L'ingiustificata inottemperanza delle funzioni proprie del servizio farmaceutico da parte del responsabile di farmacia in turno di reperibilità integra il reato di cui all'art. 331 del codice penale.

E' questo il principio di diritto enunciato dalla Corte di cassazione che, con sentenza n. 46755 del 3 dicembre 2012, ha annullato - rinviando alla Corte d'Appello per un nuovo giudizio - la sentenza con cui il giudice di merito assolveva il titolare di una farmacia in turno di reperibilità che aveva chiuso l'esercizio apponendo il cartello "mi trovo a pranzo e riapro dopo le ore 16" con indicazione di numero telefonico per chiamate urgenti, senza tuttavia intervenire alla chiamata di un uomo che necessitava dell'acquisto di tachipirina per fronteggiare lo stato febbrile del figlio di diciotto mesi.
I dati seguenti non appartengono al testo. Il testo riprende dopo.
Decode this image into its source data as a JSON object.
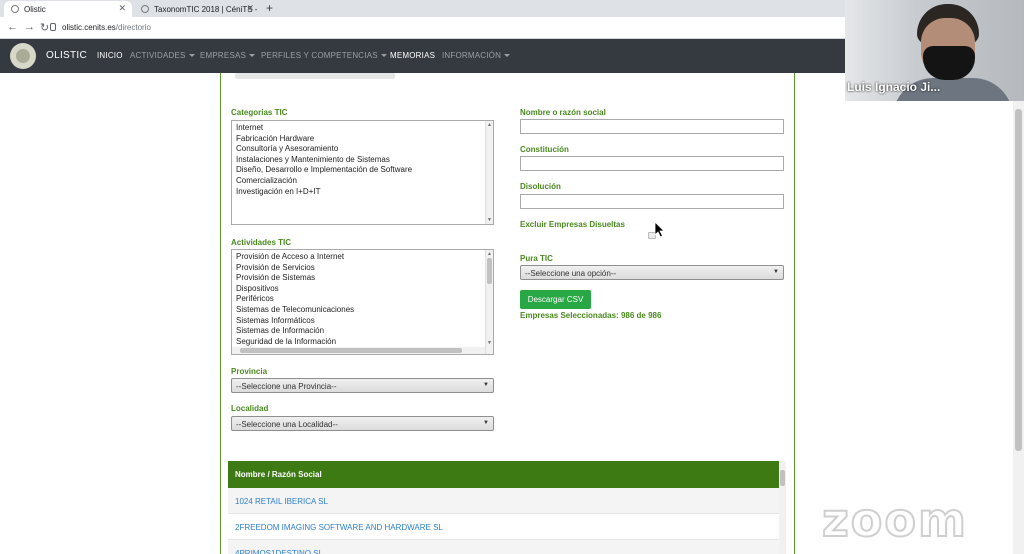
{
  "browser": {
    "tabs": [
      {
        "title": "Olistic"
      },
      {
        "title": "TaxonomTIC 2018 | CéniTS -"
      }
    ],
    "url_host": "olistic.cenits.es",
    "url_path": "/directorio"
  },
  "site": {
    "brand": "OLISTIC",
    "nav": [
      "INICIO",
      "ACTIVIDADES",
      "EMPRESAS",
      "PERFILES Y COMPETENCIAS",
      "MEMORIAS",
      "INFORMACIÓN"
    ]
  },
  "filters": {
    "categorias_label": "Categorias TIC",
    "categorias": [
      "Internet",
      "Fabricación Hardware",
      "Consultoría y Asesoramiento",
      "Instalaciones y Mantenimiento de Sistemas",
      "Diseño, Desarrollo e Implementación de Software",
      "Comercialización",
      "Investigación en I+D+IT"
    ],
    "actividades_label": "Actividades TIC",
    "actividades": [
      "Provisión de Acceso a Internet",
      "Provisión de Servicios",
      "Provisión de Sistemas",
      "Dispositivos",
      "Periféricos",
      "Sistemas de Telecomunicaciones",
      "Sistemas Informáticos",
      "Sistemas de Información",
      "Seguridad de la Información"
    ],
    "provincia_label": "Provincia",
    "provincia_value": "--Seleccione una Provincia--",
    "localidad_label": "Localidad",
    "localidad_value": "--Seleccione una Localidad--",
    "nombre_label": "Nombre o razón social",
    "constitucion_label": "Constitución",
    "disolucion_label": "Disolución",
    "excluir_label": "Excluir Empresas Disueltas",
    "pura_label": "Pura TIC",
    "pura_value": "--Seleccione una opción--",
    "csv_button": "Descargar CSV",
    "seleccionadas": "Empresas Seleccionadas: 986 de 986"
  },
  "table": {
    "header": "Nombre / Razón Social",
    "rows": [
      "1024 RETAIL IBERICA SL",
      "2FREEDOM IMAGING SOFTWARE AND HARDWARE SL",
      "4PRIMOS1DESTINO SL"
    ]
  },
  "video": {
    "participant": "Luis Ignacio Ji..."
  },
  "watermark": "zoom",
  "colors": {
    "accent_green": "#4a8a1f",
    "table_header": "#3d7a13",
    "button_green": "#28a745",
    "nav_bg": "#343a40",
    "link_blue": "#2c7fcf"
  }
}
Il Tribunale aveva assolto il farmacista perchè "il fatto non sussiste, ritenendo che il rifiuto della singola prestazione non integrasse il reato ascritto, stante la possibilità di ricorrere al pronto soccorso o alla farmacia di altro vicino comune, come accaduto poi effettivamente, al più potendosi configurare una mera irregolarità di eventuale rilievo disciplinare o il diverso reato di rifiuto di atti d'ufficio."

La Suprema Corte ha invece affermato che "quando la singola farmacia in turno di reperibilità risulti non accessibile all'utenza, vi è un obiettivo turbamento della regolarità del servizio farmaceutico nel suo complesso. Nè il turbamento nel complesso del servizio viene escluso dalla disponibilità in zone contigue di altri punti reperibili, o addirittura del servizio urgente ospedaliero. (...) Pertanto ogni qualvolta il farmacista in turno di reperibilità non assicuri il tempestivo adempimento del servizio farmaceutico vi è, secondo le contingenze dei casi, una condotta obiettiva di interruzione o di sospensione del servizio , che determina il turbamento della regolarità di tale servizio nel suo complesso.".